Practical considerations
This theme relates to practical issues and considerations relating to the use of routine outcome measurement in practice. Time was identified as an important influencing factor in ten papers. The barriers associated with lack of time involved not only the amount of time required for both patients and clinicians to complete an outcome measure [7, 22, 25, 28], but also the number of patients seen by a clinician [24, 31] and institutional restrictions which may limit the amount of time available to spend with patients [24]. Time was not considered in isolation, but in association with the clinicians’ assessments of suitability of a measure to their required context and the number of measures required [21, 29, 31]. Eleven papers [7, 9, 22–28, 30, 33] identified a lack of appropriate or available outcome measures as a barrier to their use. An outcome measure that was appropriate to the context, could be practically applied and did not require too much time to document [31] was recognised as increasing the chances of being used in practice [30, 31]. Lack of funding or excessive costs of outcome measures [21, 22, 24, 28–30] were clearly recognised as being barrier to their use.
Patient considerations
This theme relates to clinicians’ concerns about using outcome measures with and for their patients. The relevance of outcome measures to practice is of clear concern to clinicians. Six papers discussed how outcome measures which did not inform their practice were a barrier to their use [7, 22, 23, 30, 32, 33]. Clinicians reported that information provided by outcome measures were too subjective or not useful to their practice [30, 31, 33], and that they do not help to inform or direct patient care [22, 32]. Conversely, the opinion that outcome measures could support patients’ understanding, facilitate discharge planning, communication and treatment management [32], and the opinion that they provide the ability to make comparative clinical assessments [21] were likely to increase their use. This ‘fit’ of outcome measurement to routine practice was highlighted in five papers [7, 21, 24, 29, 32]. Three [21, 24, 32] identified that when there is a poor ‘fit’, barriers arose at both individual and organisational levels.

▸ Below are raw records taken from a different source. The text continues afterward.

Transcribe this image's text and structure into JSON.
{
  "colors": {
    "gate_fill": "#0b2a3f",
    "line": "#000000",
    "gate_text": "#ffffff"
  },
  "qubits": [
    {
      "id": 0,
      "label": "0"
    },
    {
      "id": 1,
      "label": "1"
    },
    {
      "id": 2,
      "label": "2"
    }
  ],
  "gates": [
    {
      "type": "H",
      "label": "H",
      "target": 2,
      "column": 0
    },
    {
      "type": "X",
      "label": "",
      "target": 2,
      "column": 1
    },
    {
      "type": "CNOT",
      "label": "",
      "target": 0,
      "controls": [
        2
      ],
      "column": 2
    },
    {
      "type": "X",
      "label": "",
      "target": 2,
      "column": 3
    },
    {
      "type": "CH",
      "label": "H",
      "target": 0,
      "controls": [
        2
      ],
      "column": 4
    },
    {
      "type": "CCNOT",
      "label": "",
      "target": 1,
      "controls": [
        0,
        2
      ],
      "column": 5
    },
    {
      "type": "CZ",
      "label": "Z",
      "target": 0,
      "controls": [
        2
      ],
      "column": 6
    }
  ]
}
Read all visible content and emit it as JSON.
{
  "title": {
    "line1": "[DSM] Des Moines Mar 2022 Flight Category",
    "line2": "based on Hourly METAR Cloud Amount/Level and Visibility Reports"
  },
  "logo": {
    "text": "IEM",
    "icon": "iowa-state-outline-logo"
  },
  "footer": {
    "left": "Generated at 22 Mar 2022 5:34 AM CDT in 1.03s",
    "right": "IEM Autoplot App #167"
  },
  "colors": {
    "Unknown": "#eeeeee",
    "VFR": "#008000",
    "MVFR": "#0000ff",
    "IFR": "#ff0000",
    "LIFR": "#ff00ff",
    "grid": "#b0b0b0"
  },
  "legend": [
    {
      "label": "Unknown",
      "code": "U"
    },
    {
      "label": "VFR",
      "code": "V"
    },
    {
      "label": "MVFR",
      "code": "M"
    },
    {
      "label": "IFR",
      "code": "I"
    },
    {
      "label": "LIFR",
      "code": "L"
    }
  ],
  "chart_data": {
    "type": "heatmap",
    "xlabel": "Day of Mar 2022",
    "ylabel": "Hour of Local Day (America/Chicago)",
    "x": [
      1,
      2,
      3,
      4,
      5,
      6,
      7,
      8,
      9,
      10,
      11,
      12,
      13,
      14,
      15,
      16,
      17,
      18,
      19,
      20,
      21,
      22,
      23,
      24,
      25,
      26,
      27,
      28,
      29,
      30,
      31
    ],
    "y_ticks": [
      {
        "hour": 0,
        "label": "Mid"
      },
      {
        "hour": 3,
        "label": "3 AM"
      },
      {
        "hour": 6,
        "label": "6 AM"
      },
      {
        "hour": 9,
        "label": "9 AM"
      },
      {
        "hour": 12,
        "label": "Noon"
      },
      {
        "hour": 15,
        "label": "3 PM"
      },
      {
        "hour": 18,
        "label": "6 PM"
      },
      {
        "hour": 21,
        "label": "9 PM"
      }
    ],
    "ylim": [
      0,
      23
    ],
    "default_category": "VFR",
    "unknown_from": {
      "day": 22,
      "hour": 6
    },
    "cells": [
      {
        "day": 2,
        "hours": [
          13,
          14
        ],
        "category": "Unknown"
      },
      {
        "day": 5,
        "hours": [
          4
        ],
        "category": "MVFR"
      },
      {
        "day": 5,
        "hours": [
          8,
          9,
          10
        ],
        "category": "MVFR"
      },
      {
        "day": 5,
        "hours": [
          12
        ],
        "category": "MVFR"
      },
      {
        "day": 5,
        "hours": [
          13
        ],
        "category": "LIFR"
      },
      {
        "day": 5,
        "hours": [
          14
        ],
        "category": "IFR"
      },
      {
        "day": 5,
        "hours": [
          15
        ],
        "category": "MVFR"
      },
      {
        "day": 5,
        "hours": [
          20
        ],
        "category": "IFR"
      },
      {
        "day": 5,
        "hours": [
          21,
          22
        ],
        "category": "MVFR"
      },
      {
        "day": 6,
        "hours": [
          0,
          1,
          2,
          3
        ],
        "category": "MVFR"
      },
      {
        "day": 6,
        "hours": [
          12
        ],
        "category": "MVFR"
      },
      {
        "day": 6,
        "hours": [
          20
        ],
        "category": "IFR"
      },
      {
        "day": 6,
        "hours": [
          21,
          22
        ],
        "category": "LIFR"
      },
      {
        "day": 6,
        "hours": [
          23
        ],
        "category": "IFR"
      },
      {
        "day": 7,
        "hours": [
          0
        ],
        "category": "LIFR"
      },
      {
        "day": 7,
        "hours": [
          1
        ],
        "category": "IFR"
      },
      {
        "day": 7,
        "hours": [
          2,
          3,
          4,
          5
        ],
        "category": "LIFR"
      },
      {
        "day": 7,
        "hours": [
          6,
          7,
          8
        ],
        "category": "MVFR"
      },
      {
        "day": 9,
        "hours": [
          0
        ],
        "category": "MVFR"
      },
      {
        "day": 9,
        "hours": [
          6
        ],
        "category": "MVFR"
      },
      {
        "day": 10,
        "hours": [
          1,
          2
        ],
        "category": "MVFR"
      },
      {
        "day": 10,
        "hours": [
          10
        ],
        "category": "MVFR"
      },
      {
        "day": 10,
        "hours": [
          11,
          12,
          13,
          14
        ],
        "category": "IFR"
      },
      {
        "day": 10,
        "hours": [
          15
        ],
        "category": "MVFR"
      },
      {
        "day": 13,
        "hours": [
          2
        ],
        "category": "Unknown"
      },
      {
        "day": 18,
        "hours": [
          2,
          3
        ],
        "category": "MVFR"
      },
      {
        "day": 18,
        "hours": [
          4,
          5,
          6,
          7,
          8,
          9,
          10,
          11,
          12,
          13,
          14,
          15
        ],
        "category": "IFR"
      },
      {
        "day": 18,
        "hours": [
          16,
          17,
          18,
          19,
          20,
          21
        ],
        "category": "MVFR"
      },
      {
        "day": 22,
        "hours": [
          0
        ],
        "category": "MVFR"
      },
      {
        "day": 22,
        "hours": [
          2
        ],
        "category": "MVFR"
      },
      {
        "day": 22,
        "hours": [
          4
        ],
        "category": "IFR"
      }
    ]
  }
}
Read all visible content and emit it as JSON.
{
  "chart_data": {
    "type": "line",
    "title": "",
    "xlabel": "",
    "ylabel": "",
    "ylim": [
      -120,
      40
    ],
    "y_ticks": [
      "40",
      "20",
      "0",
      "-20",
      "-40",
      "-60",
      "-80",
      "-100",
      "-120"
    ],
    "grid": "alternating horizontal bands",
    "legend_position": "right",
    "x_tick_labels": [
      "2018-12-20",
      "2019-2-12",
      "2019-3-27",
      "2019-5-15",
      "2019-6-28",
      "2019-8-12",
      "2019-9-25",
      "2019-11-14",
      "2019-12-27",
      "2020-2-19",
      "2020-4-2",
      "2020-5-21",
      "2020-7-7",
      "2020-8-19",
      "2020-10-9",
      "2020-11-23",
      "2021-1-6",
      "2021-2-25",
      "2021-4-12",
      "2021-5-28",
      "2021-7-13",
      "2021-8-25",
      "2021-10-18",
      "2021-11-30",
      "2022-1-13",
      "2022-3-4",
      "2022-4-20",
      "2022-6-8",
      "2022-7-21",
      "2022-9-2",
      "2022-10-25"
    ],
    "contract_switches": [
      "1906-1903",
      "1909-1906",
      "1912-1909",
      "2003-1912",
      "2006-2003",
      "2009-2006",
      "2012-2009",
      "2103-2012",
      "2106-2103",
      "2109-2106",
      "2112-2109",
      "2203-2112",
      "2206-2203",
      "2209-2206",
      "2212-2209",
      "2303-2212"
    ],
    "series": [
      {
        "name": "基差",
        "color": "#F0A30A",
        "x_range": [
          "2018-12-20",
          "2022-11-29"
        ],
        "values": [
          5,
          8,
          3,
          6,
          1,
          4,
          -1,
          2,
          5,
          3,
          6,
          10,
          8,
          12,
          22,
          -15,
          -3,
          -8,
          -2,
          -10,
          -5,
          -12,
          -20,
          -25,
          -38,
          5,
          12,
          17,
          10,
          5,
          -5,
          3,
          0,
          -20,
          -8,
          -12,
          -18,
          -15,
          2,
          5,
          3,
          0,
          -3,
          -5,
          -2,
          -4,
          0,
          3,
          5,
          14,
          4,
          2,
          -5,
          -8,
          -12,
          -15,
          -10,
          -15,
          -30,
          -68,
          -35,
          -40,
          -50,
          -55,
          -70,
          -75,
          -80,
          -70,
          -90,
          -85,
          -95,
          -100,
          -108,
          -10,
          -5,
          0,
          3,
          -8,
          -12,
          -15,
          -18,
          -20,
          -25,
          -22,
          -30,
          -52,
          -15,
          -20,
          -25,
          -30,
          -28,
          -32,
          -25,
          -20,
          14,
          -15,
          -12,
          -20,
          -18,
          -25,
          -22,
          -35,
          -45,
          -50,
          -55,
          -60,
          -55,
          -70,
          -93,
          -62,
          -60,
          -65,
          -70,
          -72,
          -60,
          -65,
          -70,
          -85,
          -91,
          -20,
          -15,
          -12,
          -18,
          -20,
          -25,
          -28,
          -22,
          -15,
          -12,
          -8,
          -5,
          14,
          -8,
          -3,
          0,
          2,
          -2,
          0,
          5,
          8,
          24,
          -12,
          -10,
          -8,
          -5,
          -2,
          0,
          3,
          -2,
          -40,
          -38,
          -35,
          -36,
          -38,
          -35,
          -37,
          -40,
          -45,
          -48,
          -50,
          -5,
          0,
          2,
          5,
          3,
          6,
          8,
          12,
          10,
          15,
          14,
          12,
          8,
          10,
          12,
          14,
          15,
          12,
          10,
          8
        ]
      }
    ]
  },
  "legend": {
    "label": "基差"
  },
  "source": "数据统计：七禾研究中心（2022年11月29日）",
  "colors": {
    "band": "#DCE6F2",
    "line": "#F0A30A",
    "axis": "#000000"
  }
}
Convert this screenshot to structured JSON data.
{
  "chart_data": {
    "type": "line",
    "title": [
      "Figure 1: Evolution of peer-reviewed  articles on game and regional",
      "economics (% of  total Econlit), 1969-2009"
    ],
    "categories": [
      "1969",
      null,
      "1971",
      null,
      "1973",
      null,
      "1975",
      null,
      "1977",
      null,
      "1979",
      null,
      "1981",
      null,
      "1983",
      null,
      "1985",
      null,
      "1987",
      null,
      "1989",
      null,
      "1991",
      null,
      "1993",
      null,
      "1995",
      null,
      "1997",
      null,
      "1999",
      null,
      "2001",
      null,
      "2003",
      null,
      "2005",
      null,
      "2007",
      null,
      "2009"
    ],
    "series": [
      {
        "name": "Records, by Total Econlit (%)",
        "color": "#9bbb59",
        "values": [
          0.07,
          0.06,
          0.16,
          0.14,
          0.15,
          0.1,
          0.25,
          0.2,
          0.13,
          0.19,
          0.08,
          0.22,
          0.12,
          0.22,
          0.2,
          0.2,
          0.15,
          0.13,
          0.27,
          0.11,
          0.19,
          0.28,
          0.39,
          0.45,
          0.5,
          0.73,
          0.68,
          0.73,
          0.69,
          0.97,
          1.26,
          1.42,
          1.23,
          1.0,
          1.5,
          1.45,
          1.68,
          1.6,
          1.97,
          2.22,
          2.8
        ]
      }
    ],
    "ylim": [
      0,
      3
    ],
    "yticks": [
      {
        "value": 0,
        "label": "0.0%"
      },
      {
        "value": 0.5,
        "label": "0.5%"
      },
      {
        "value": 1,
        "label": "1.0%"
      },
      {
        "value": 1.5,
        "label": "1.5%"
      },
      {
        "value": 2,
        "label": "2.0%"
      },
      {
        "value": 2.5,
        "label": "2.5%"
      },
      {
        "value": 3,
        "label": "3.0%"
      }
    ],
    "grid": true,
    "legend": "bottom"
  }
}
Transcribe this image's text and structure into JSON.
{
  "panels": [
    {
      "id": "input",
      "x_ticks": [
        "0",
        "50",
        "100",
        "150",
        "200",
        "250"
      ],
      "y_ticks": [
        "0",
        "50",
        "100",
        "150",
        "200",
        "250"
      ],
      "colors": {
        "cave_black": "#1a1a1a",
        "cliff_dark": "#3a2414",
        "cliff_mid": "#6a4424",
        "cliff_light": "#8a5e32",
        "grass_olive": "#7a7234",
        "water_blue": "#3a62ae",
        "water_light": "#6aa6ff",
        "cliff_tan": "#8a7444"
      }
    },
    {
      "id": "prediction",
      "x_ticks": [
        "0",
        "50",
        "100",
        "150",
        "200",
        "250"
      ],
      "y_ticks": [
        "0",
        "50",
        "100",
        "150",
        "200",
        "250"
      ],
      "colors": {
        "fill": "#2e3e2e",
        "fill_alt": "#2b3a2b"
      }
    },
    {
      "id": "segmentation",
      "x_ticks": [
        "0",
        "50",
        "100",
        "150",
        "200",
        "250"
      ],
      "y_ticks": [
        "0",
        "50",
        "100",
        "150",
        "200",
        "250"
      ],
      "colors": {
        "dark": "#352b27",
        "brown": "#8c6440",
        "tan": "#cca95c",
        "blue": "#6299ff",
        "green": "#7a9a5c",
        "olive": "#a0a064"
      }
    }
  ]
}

Two papers highlighted clinicians’ philosophical concerns about the relevance of standardised outcomes [30, 31]; such concerns, however, were not found to be statistically related to outcome measure use [22]. Five papers reported clinicians’ concerns about their patients’ ability to complete outcome measures [21, 22, 24, 30, 33]. These included the belief that measures: could be too complicated to be completed independently [22, 24]; were confusing [22]; required a reading level was too high [22]; presented language barriers for patients not fluent in English [22]; presented ethnic and cultural sensitivity issues [22, 30]; and that patients may become disheartened if they viewed their progress as slow based on the outcome measurement findings [22]. Such perceptions were reported to decrease clinicians’ likelihood of using outcome measures in practice. Two papers, however, reported facilitating factors relating to patient considerations. Routine outcome measurement was viewed more favourably if they were easy for a patient to understand [22] and if patients did not find the measure to be too time consuming [21].